TAORMINA – Nei prossimi giorni verrà messo all’asta il sistema organizzativo dei servizi del Teatro Antico, il cui valore intrinseco, 998 mila euro, è il più alto di tutti quelli siciliani che saranno a partire dal 2 novembre prossimo, al pubblico incanto. Entro questa data imprese, associazioni, consorzi ed enti interessati dovranno presentare la loro offerta per il “lotto 3” della provincia di Messina che comprende, appunto, oltre alla cavea per eccellenza del Mediterraneo anche l’area archeologica ed il museo di Giardini Naxos. Si tratta di definire, insomma, una serie di attività che riguardano la realizzazione di materiali editoriali, la gestione dei punti vendita per i souvenir, il coordinamento integrato delle manifestazioni che vengono realizzate all’interno delle aree archeologiche ed anche la gestione della biglietteria. Insomma, una serie di iniziative che a Taormina potrebbe solleticare la fantasia anche di quegli Enti che lamentano da anni una mancanza di oculatezza nel calendario del Teatro Antico, anche in considerazione della difficoltà oggettiva di organizzazione dei servizi annessi agli spettacoli. Il canone annuo è stato fissato in circa 62 mila euro e l’offerta sarà al rialzo su questa base.

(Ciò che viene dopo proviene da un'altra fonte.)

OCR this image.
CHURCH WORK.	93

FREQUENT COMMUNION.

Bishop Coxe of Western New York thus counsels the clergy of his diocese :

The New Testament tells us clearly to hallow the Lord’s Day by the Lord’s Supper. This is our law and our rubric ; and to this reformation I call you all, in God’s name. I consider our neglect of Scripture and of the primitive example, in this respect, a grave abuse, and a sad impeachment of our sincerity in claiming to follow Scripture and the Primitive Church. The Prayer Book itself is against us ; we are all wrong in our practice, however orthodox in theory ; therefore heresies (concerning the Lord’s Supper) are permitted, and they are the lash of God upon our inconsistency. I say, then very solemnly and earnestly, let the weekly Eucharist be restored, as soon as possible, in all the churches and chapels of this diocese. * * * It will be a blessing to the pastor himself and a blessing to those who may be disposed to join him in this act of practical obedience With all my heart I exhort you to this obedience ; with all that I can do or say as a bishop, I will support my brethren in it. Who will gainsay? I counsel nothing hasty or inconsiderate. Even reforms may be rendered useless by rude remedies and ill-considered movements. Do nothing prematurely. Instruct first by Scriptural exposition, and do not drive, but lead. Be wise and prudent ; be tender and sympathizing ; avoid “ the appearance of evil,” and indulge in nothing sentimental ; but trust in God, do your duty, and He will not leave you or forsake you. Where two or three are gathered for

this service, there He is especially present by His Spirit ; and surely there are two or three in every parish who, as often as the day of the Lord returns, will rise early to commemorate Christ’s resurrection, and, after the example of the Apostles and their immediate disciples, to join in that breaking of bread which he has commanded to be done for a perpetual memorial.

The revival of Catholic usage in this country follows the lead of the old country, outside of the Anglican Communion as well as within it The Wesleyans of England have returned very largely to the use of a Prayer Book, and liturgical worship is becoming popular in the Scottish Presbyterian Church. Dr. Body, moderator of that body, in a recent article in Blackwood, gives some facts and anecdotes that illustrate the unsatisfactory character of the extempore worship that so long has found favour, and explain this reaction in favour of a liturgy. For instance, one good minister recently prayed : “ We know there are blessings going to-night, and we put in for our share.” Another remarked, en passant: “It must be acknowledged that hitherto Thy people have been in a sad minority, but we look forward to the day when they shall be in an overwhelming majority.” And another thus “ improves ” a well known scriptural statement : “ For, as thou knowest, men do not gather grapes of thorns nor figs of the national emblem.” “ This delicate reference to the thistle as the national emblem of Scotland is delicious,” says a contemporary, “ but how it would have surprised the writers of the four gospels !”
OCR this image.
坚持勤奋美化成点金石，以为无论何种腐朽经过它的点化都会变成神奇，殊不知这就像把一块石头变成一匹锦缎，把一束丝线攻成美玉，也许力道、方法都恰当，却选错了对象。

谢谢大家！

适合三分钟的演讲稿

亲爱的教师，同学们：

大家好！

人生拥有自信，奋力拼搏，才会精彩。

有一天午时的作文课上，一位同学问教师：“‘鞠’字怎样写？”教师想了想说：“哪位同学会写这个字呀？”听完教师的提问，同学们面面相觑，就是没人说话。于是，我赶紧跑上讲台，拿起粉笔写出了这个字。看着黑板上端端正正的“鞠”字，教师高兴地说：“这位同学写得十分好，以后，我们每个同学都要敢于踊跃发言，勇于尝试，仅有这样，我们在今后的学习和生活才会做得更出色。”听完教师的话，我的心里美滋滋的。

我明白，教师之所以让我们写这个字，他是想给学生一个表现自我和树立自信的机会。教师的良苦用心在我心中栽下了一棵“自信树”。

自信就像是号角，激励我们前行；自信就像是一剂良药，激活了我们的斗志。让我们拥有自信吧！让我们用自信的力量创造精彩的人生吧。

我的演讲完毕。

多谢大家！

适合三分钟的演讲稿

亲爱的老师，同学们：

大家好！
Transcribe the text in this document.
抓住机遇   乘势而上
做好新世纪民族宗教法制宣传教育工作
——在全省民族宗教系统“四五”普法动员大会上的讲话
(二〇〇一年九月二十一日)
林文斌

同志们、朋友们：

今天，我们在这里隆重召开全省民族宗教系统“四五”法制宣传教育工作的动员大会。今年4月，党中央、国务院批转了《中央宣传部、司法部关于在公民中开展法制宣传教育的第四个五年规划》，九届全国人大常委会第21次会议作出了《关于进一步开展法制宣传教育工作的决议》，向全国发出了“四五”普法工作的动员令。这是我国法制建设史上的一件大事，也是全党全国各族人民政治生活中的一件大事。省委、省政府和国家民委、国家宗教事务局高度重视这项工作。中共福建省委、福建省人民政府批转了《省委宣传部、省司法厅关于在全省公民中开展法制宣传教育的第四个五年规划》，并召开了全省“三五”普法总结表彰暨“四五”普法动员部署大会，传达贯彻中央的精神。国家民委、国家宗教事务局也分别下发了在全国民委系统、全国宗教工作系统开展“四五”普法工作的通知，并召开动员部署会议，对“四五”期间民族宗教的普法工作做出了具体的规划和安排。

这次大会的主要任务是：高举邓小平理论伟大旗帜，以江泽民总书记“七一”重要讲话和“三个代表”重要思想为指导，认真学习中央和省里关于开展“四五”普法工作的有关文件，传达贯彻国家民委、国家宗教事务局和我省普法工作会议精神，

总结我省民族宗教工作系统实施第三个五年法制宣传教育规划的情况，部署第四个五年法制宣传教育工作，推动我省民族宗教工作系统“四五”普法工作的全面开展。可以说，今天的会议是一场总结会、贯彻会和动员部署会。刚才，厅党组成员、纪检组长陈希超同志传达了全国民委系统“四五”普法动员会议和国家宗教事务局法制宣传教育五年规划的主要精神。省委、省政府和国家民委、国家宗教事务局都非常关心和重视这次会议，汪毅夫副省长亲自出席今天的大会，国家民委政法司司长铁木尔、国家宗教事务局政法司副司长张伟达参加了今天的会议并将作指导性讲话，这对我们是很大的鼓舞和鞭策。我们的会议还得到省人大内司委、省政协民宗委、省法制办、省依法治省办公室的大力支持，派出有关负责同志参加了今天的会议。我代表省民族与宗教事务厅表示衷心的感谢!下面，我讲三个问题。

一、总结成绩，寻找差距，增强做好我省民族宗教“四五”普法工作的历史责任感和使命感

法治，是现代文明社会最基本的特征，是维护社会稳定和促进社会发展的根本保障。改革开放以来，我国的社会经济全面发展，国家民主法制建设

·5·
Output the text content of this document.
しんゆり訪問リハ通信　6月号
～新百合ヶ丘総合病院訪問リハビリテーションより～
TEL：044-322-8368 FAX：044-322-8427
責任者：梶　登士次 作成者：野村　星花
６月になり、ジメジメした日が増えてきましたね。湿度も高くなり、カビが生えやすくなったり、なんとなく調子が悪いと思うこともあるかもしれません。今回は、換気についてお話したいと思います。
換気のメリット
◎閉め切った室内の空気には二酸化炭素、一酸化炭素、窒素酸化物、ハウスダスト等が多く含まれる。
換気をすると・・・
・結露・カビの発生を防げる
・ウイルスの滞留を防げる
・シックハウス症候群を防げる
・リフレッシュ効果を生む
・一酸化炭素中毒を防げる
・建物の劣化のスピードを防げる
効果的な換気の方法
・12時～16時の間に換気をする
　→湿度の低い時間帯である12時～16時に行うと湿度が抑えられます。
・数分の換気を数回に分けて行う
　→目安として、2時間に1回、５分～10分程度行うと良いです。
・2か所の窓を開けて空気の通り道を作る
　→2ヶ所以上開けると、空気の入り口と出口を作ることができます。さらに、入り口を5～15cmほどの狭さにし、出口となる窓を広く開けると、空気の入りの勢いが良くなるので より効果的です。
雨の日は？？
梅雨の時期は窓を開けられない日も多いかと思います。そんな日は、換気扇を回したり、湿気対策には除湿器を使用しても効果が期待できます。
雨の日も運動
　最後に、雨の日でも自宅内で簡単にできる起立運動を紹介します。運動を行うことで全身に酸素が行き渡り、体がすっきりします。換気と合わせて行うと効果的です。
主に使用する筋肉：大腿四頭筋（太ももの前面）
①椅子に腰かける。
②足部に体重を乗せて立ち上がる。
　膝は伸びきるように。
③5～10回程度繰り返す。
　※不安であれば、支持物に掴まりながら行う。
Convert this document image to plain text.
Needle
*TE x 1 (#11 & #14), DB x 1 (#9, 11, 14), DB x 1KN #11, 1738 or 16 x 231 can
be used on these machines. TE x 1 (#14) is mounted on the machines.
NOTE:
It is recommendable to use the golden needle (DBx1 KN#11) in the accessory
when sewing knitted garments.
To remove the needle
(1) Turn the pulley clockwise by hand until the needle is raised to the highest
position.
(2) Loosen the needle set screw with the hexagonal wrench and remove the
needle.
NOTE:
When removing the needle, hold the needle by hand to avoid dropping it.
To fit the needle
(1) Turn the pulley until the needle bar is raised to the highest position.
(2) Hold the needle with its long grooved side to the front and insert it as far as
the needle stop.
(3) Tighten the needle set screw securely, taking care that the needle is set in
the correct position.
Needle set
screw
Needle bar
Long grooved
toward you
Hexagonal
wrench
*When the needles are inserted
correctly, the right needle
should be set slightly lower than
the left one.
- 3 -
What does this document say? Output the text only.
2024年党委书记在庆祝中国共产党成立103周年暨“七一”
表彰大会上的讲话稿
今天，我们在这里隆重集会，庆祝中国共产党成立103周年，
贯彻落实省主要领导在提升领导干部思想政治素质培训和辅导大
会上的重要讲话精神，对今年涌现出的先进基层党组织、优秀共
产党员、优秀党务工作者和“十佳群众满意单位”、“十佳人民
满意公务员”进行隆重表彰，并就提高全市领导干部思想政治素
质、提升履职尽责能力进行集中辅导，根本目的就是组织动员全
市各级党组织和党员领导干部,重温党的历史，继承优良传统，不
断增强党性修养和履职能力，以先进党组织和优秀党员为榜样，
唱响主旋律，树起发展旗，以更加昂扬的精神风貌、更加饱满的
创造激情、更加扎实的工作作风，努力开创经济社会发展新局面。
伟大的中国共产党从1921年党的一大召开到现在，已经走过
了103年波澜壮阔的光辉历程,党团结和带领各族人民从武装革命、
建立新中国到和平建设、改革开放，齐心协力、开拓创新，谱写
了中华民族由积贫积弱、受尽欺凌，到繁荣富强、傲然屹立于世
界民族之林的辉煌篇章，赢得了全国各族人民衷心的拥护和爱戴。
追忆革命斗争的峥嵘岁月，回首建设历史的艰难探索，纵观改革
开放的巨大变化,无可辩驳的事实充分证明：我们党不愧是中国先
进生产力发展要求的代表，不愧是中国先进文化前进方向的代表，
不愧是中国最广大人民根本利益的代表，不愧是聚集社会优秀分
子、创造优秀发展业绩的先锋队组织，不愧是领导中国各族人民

Saranno anche considerate le offerte relative alla percentuale sui biglietti da attribuire all’amministrazione regionale. Una parte dei proventi va, comunque, al Comune in cui si trova il sito che deve organizzare iniziative atte alla valorizzazione della struttura. Insomma, adesso potrebbe aprirsi una nuova era secondo la personalità giuridica che si aggiudicherà la gara d’appalto che prevede nella provincia peloritana anche altri siti. Varie sono state negli anni le discussioni attorno all’area storica. Per esempio, nella gestione della qualità degli spettacoli si è sempre cercato di intervenire, con scarsa fortuna, per la salvaguardia del monumento prediligendo le perfomance classiche piuttosto che quelle che potrebbero essere realizzati magari in un palazzetto dello sport. Taormina, in tal senso, sta pensando ad un progetto complessivo, che potrebbe vedere a realizzazione di una struttura ad hoc, magari, nella frazione di Trappitello. Il complesso potrebbe venire incontro a queste esigenze. Certamente si tratta di un piano estremamente futuribile, dato che la predilezione è all’esibizione nell’antica cavea che garantisce, spesso, il risultato, in termini di partecipazione di spettatori, dell’evento proposto.